The program begins at the hospital, where patients brought in for acute care are evaluated and asked if they want to take part. If they meet the criteria, which include evaluations of their care needs, home environment, ability to move around at home and access to caregivers, they’re given the appropriate devices, a tablet and the virtual call bel and sent home. Home visits are arranged at least one a day with the appropriate care providers and are based on each patient’s needs.

This includes medication management, an often overlooked function in an RPM program. Pharmacists are part of that routine, ensuring that prescriptions are being followed at home and that they’re doing what they’re supposed to be doing.

“Medication therapy is a mainstay of treatment,” Spina points out.

The program - which more than 96 percent of patients surveyed said would recommend to family or friends - takes aim at a fundamental challenge facing healthcare providers all over the world.

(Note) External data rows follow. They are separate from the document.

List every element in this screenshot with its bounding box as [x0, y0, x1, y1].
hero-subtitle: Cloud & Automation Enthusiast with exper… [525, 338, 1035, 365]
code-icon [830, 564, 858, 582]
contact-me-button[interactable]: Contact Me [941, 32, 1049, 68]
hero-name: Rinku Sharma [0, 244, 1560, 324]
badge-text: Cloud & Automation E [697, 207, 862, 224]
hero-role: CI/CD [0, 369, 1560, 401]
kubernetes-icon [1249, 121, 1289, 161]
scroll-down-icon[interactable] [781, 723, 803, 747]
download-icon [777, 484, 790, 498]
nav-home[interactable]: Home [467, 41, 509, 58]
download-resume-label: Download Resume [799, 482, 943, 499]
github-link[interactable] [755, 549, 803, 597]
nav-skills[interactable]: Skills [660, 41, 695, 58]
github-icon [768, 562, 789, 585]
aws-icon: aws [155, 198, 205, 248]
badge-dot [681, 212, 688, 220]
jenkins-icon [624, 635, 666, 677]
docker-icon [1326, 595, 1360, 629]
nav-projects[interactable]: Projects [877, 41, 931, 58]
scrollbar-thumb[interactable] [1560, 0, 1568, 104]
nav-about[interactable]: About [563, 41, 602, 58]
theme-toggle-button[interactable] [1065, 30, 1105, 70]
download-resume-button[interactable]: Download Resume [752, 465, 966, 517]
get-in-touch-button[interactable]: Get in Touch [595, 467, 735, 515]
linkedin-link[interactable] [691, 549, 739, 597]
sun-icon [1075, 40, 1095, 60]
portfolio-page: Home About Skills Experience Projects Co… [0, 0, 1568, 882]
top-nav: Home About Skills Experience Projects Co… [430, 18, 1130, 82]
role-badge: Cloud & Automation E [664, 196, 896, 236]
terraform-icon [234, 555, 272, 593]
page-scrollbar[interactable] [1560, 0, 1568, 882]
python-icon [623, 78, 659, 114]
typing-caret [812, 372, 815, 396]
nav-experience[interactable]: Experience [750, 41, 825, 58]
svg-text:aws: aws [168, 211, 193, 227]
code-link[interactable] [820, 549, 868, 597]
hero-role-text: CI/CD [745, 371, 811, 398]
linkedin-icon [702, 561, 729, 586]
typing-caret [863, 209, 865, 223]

Healthcare needs are changing, driven in part by emerging technologies and consumer preferences, so that hospitals are no longer the preferred place for care.

The adoption of RPM programs surged with the pandemic, which forced providers to find ways to reduce in-person care and take as many services as possible out of the hospital, doctor’s office or clinic, but it didn’t necessarily start with COVID-19. And as this crisis wanes, health systems will be continuing to look at ways to push care into the home.

Spina notes that programs like Hospital at Home are enabling the hospital to change its mission and to redefine care. In the future the health system will be the care manager and coordinator, supporting patients on their health journey and offering services and resources, and being a destination for in-person care only when it’s needed.

“We have to be open to what’s coming down the road,” he says.

Spina expects the program to evolve as providers become comfortable with the routines and the technology improves. He anticipates that more patients will be candidates for RPM programs, and those programs will encompass more services and more care providers. In time it will be part of the process, a natural pathway not only for episodic but long-term care.

“This right now is a whole different way of thinking how we deliver care,” he says. But in time it will more or less define how care is delivered.